Inside a Fierce, Funny, All-Female Restaurant in Mexico City
WHY YOU SHOULD CARE
Because La Mera Obrera provides safe-space employment to everyone from single mothers to older women.
The best way for larger women to avoid getting kidnapped in Mexico City? Throw yourself down on your back, like a panda, and challenge the kidnapper to drag you off. That’s according to comedian Gloria Rodriguez, whose self-proclaimed “fatness” is a proud part of the act she performed on a recent Thursday night in downtown Mexico City.
Rodriguez was last in a lineup of three female comedians performing that night at La Mera Obrera, a new space staffed only by women — from the bar and food counters to the music and stand-up acts — that recently opened in this traditionally working-class barrio. The joke gets applause from the audience seated at long tables and benches in the center of the space, which is two-thirds women. But it belies a serious issue: violence and insecurity in Mexico.
La Mera Obrera is a play on words: It is a reference to the name of the barrio where it’s located, la Obrera, which is known for being real (mera) working-class Mexico. But it also means the “real female worker,” a nod to the idea behind its birth.
It was an act of rebellion.
Florencia Beati, manager of La Mera Obrera
Florencia Beati manages the space and works with a collective of partners who own a number of similar-looking concepts for eating and drinking out around the city. But none of the others are quite like this. “It was an act of rebellion,” says Beati, who stresses that she’s not a feminist. The idea, she says, is to provide employment to women in a secure environment, favoring those who are single mothers, getting older or excluded from what is a predominantly male field: the restaurant industry. And the project, which opened in February, appears to be hitting the spot. The first of its kind in the city, it currently employs 25 women of varying ages who (wo)man the various counters that offer seafood and ceviche dishes, a steakhouse and a pizzeria.

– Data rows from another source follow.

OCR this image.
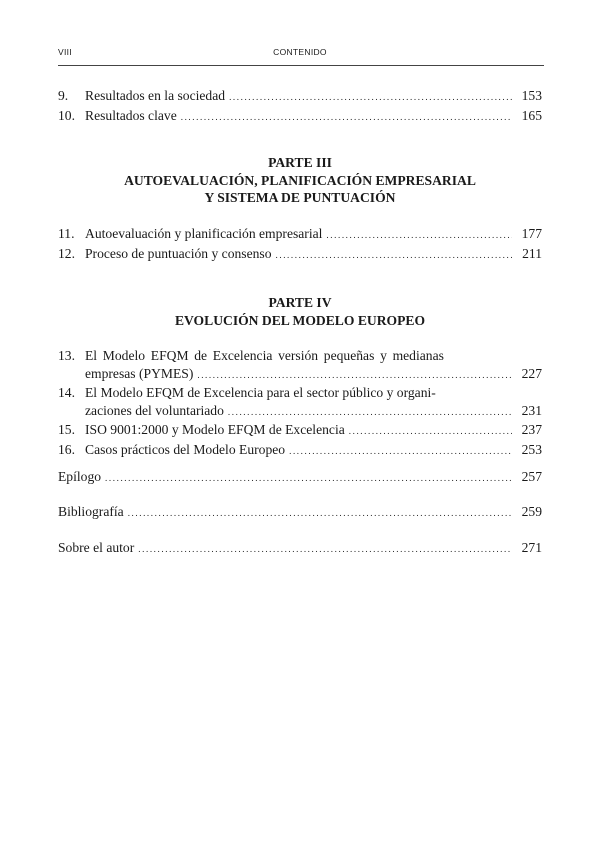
VIII	CONTENIDO
9.	Resultados en la sociedad .....	153
10. Resultados clave .....	165
PARTE III
AUTOEVALUACIÓN, PLANIFICACIÓN EMPRESARIAL
Y SISTEMA DE PUNTUACIÓN
11. Autoevaluación y planificación empresarial .....	177
12. Proceso de puntuación y consenso .....	211
PARTE IV
EVOLUCIÓN DEL MODELO EUROPEO
13. El Modelo EFQM de Excelencia versión pequeñas y medianas
empresas (PYMES) .....	227
14. El Modelo EFQM de Excelencia para el sector público y organi-
zaciones del voluntariado .....	231
15. ISO 9001:2000 y Modelo EFQM de Excelencia .....	237
16. Casos prácticos del Modelo Europeo .....	253
Epílogo .....	257
Bibliografía .....	259
Sobre el autor .....	271
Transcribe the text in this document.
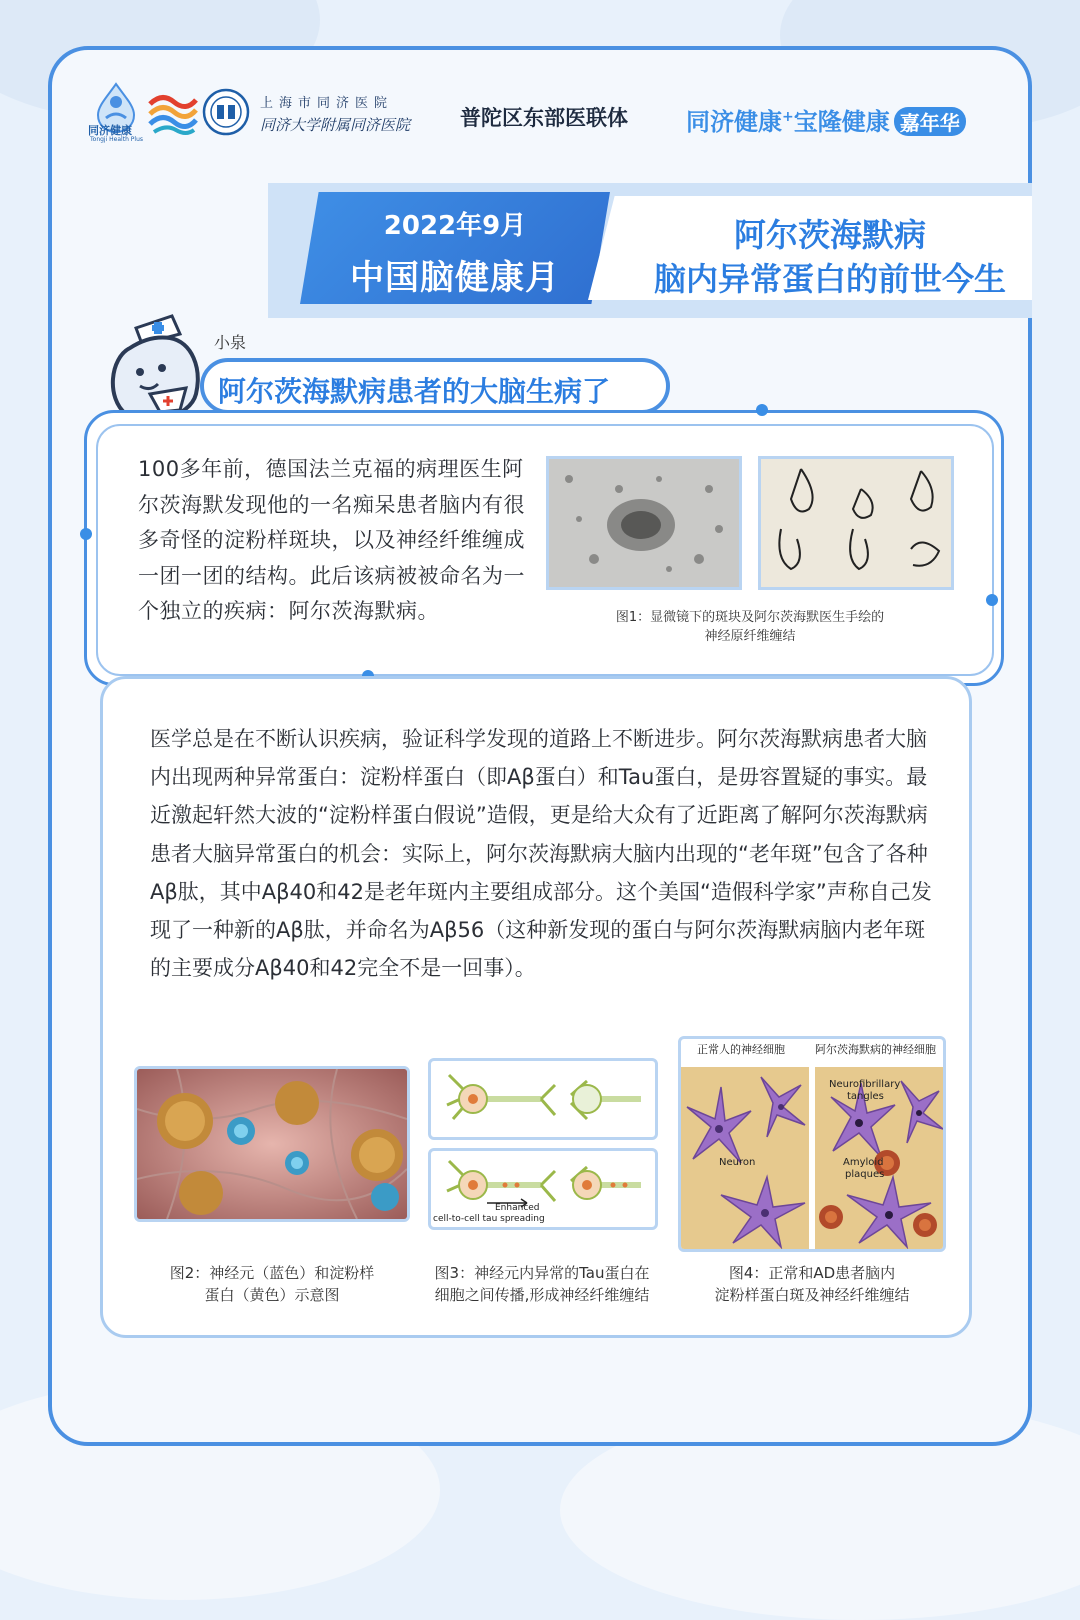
同济健康
Tongji Health Plus
上海市同济医院
同济大学附属同济医院 普陀区东部医联体 同济健康+宝隆健康 嘉年华
2022年9月
中国脑健康月
阿尔茨海默病
脑内异常蛋白的前世今生
阿尔茨海默病患者的大脑生病了
小泉
100多年前，德国法兰克福的病理医生阿尔茨海默发现他的一名痴呆患者脑内有很多奇怪的淀粉样斑块，以及神经纤维缠成一团一团的结构。此后该病被被命名为一个独立的疾病：阿尔茨海默病。	图1：显微镜下的斑块及阿尔茨海默医生手绘的
神经原纤维缠结
医学总是在不断认识疾病，验证科学发现的道路上不断进步。阿尔茨海默病患者大脑内出现两种异常蛋白：淀粉样蛋白（即Aβ蛋白）和Tau蛋白，是毋容置疑的事实。最近激起轩然大波的“淀粉样蛋白假说”造假，更是给大众有了近距离了解阿尔茨海默病患者大脑异常蛋白的机会：实际上，阿尔茨海默病大脑内出现的“老年斑”包含了各种Aβ肽，其中Aβ40和42是老年斑内主要组成部分。这个美国“造假科学家”声称自己发现了一种新的Aβ肽，并命名为Aβ56（这种新发现的蛋白与阿尔茨海默病脑内老年斑的主要成分Aβ40和42完全不是一回事）。
Enhanced
cell-to-cell tau spreading
正常人的神经细胞	阿尔茨海默病的神经细胞
Neurofibrillary
tangles
Neuron	Amyloid
plaques
图2：神经元（蓝色）和淀粉样
蛋白（黄色）示意图
图3：神经元内异常的Tau蛋白在
细胞之间传播,形成神经纤维缠结
图4：正常和AD患者脑内
淀粉样蛋白斑及神经纤维缠结
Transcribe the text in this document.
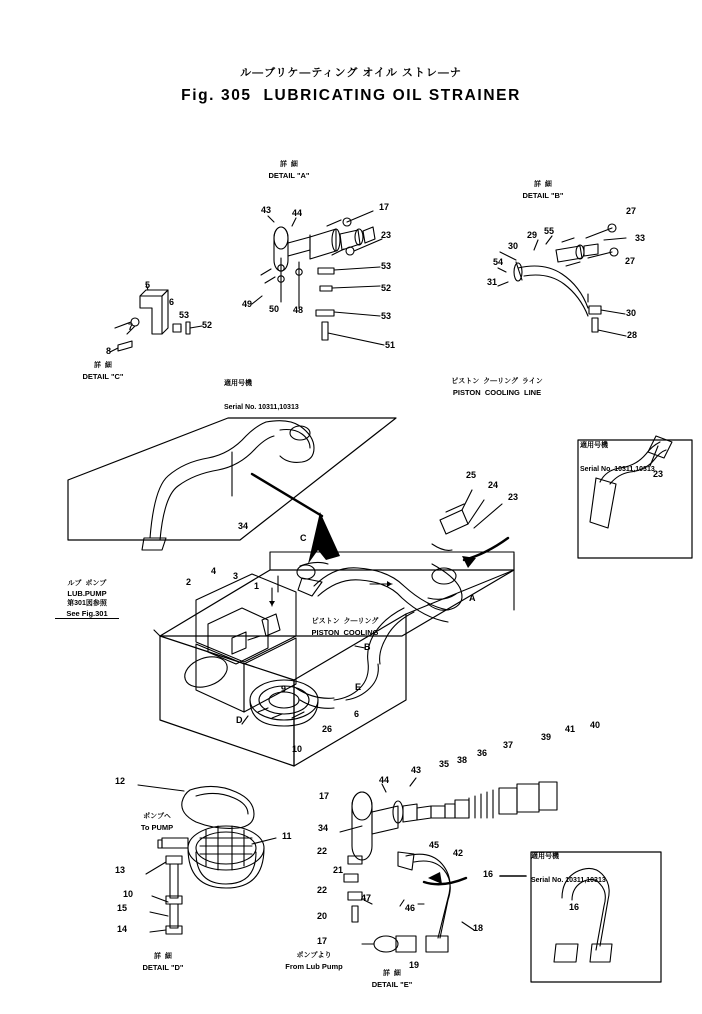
ル―ブリケ―ティング オイル ストレ―ナ
Fig. 305  LUBRICATING OIL STRAINER
詳  細
DETAIL "A"
詳  細
DETAIL "B"
詳  細
DETAIL "C"
詳  細
DETAIL "D"
詳  細
DETAIL "E"
ピストン  ク―リング  ライン
PISTON  COOLING  LINE
ルブ  ポンプ
LUB.PUMP
第301図参照
See Fig.301
ピストン  ク―リング
PISTON  COOLING
ポンプヘ
To PUMP
ポンプより
From Lub Pump

適用号機

Serial No. 10311,10313

適用号機

Serial No. 10311,10313

適用号機

Serial No. 10311,10313

C
A
B
D
E
43 44
17
23
53
52
53
51
49 50 48
5
6
53
52
7
8
55
29
30
54
31
27
33
27
30
28
25
24
23
23
34
2
4 3
1
9
26
6
10
12
11
13
10
15
14
44
43
35 38
36
37
39
41 40
17
34
22
21
22
20
47
46
45
42
16
17
19
18
16
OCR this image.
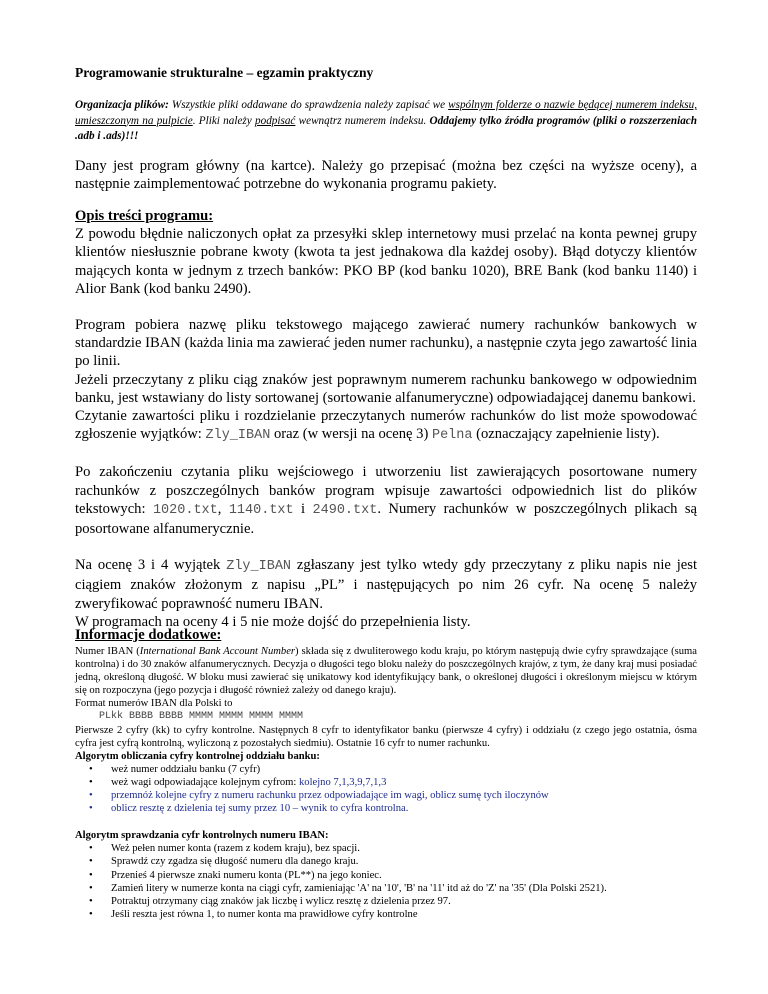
Programowanie strukturalne – egzamin praktyczny
Organizacja plików: Wszystkie pliki oddawane do sprawdzenia należy zapisać we wspólnym folderze o nazwie będącej numerem indeksu, umieszczonym na pulpicie. Pliki należy podpisać wewnątrz numerem indeksu. Oddajemy tylko źródła programów (pliki o rozszerzeniach .adb i .ads)!!!
Dany jest program główny (na kartce). Należy go przepisać (można bez części na wyższe oceny), a następnie zaimplementować potrzebne do wykonania programu pakiety.
Opis treści programu:
Z powodu błędnie naliczonych opłat za przesyłki sklep internetowy musi przelać na konta pewnej grupy klientów niesłusznie pobrane kwoty (kwota ta jest jednakowa dla każdej osoby). Błąd dotyczy klientów mających konta w jednym z trzech banków: PKO BP (kod banku 1020), BRE Bank (kod banku 1140) i Alior Bank (kod banku 2490).
Program pobiera nazwę pliku tekstowego mającego zawierać numery rachunków bankowych w standardzie IBAN (każda linia ma zawierać jeden numer rachunku), a następnie czyta jego zawartość linia po linii.
Jeżeli przeczytany z pliku ciąg znaków jest poprawnym numerem rachunku bankowego w odpowiednim banku, jest wstawiany do listy sortowanej (sortowanie alfanumeryczne) odpowiadającej danemu bankowi.
Czytanie zawartości pliku i rozdzielanie przeczytanych numerów rachunków do list może spowodować zgłoszenie wyjątków: Zly_IBAN oraz (w wersji na ocenę 3) Pelna (oznaczający zapełnienie listy).
Po zakończeniu czytania pliku wejściowego i utworzeniu list zawierających posortowane numery rachunków z poszczególnych banków program wpisuje zawartości odpowiednich list do plików tekstowych: 1020.txt, 1140.txt i 2490.txt. Numery rachunków w poszczególnych plikach są posortowane alfanumerycznie.
Na ocenę 3 i 4 wyjątek Zly_IBAN zgłaszany jest tylko wtedy gdy przeczytany z pliku napis nie jest ciągiem znaków złożonym z napisu „PL” i następujących po nim 26 cyfr. Na ocenę 5 należy zweryfikować poprawność numeru IBAN.
W programach na oceny 4 i 5 nie może dojść do przepełnienia listy.
Informacje dodatkowe:
Numer IBAN (International Bank Account Number) składa się z dwuliterowego kodu kraju, po którym następują dwie cyfry sprawdzające (suma kontrolna) i do 30 znaków alfanumerycznych. Decyzja o długości tego bloku należy do poszczególnych krajów, z tym, że dany kraj musi posiadać jedną, określoną długość. W bloku musi zawierać się unikatowy kod identyfikujący bank, o określonej długości i określonym miejscu w którym się on rozpoczyna (jego pozycja i długość również zależy od danego kraju).
Format numerów IBAN dla Polski to
PLkk BBBB BBBB MMMM MMMM MMMM MMMM
Pierwsze 2 cyfry (kk) to cyfry kontrolne. Następnych 8 cyfr to identyfikator banku (pierwsze 4 cyfry) i oddziału (z czego jego ostatnia, ósma cyfra jest cyfrą kontrolną, wyliczoną z pozostałych siedmiu). Ostatnie 16 cyfr to numer rachunku.
Algorytm obliczania cyfry kontrolnej oddziału banku:
• weż numer oddziału banku (7 cyfr)
• weż wagi odpowiadające kolejnym cyfrom: kolejno 7,1,3,9,7,1,3
• przemnóż kolejne cyfry z numeru rachunku przez odpowiadające im wagi, oblicz sumę tych iloczynów
• oblicz resztę z dzielenia tej sumy przez 10 – wynik to cyfra kontrolna.
Algorytm sprawdzania cyfr kontrolnych numeru IBAN:
• Weż pełen numer konta (razem z kodem kraju), bez spacji.
• Sprawdź czy zgadza się długość numeru dla danego kraju.
• Przenieś 4 pierwsze znaki numeru konta (PL**) na jego koniec.
• Zamień litery w numerze konta na ciągi cyfr, zamieniając 'A' na '10', 'B' na '11' itd aż do 'Z' na '35' (Dla Polski 2521).
• Potraktuj otrzymany ciąg znaków jak liczbę i wylicz resztę z dzielenia przez 97.
• Jeśli reszta jest równa 1, to numer konta ma prawidłowe cyfry kontrolne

“We’re not against men — of course not — but we think there is a lot of female talent out there and we want to give a chance to all women,” says Beati, in reference to the comedians and all-girl bands who perform in the space on a weekly basis, as well as the cooks and bartenders.
Jessica Castillo, who works in the pizza section of La Mera Obrera, is just 21 years old and yet she’s the main earner in her family. “They always say that women’s place is in the kitchen, but I want to be a chef!” she says as she kneads dough alongside her compañera, Erika Valencia. Valencia, 24, worked in a hotel restaurant in Los Cabos, in the state of Baja California in northern Mexico, before taking a job at La Mera Obrera. She says that in restaurant kitchens, chefs are overwhelmingly men. “I have never seen a female head chef working in Mexico — restaurants tend to look for men for all levels of work in the kitchen because it is hard work and long hours.”
Mexico is at the top of a region famed for macho attitudes that can (at best) dismiss or (at worst) seriously harm, if not kill, women. Femicide — the deliberate killing of women and girls because of their gender — is common in Mexico. The country ranks as one of the most violent countries for women, according to the United Nations, with nearly half of females having experienced some form of sexual violence.
Spaces like La Mera Obrera, which house a selection of eateries around a common space, exist in other parts of Mexico City, but so far are mainly restricted to trendy neighborhoods and none have the women-only concept.
The entrance to the space opens up to the street, and customers eating and drinking at the sidewalk tables mix with those eating at a taco street stall just outside. Working class barrios like la Obrera (which has plenty of spaces for men such as cantinas) provide a welcome environment for women. Female artists designed the graffiti-adorned walls, which are also decorated with paintings depicting strong women.
But it’s not exclusive — men and even dogs are welcome here. Social media videos of other events show whole families — couples with young children and their dogs — enjoying the space. La Mera Obrera was born out of a sense of rebellion, something that can often force people to choose sides. But the project shows that such acts can also bring people together.
Go There: La Mera Obrera
- Location: Manuel Payno 49, Obrera, 06800 Mexico City, CDMX. Map.
- Hours: Sunday to Wednesday 10 am-11 pm, Thursday to Saturday 10 am-2 am.
- Cost: Meals average about 100 pesos (around $5), so for $10 you can have a decent meal and one or two beers.
- Pro Tip: Check out the stand-up comedy every Thursday night. If you’re a man, be sure to go with a good sense of humor, as some jokes may be at your expense.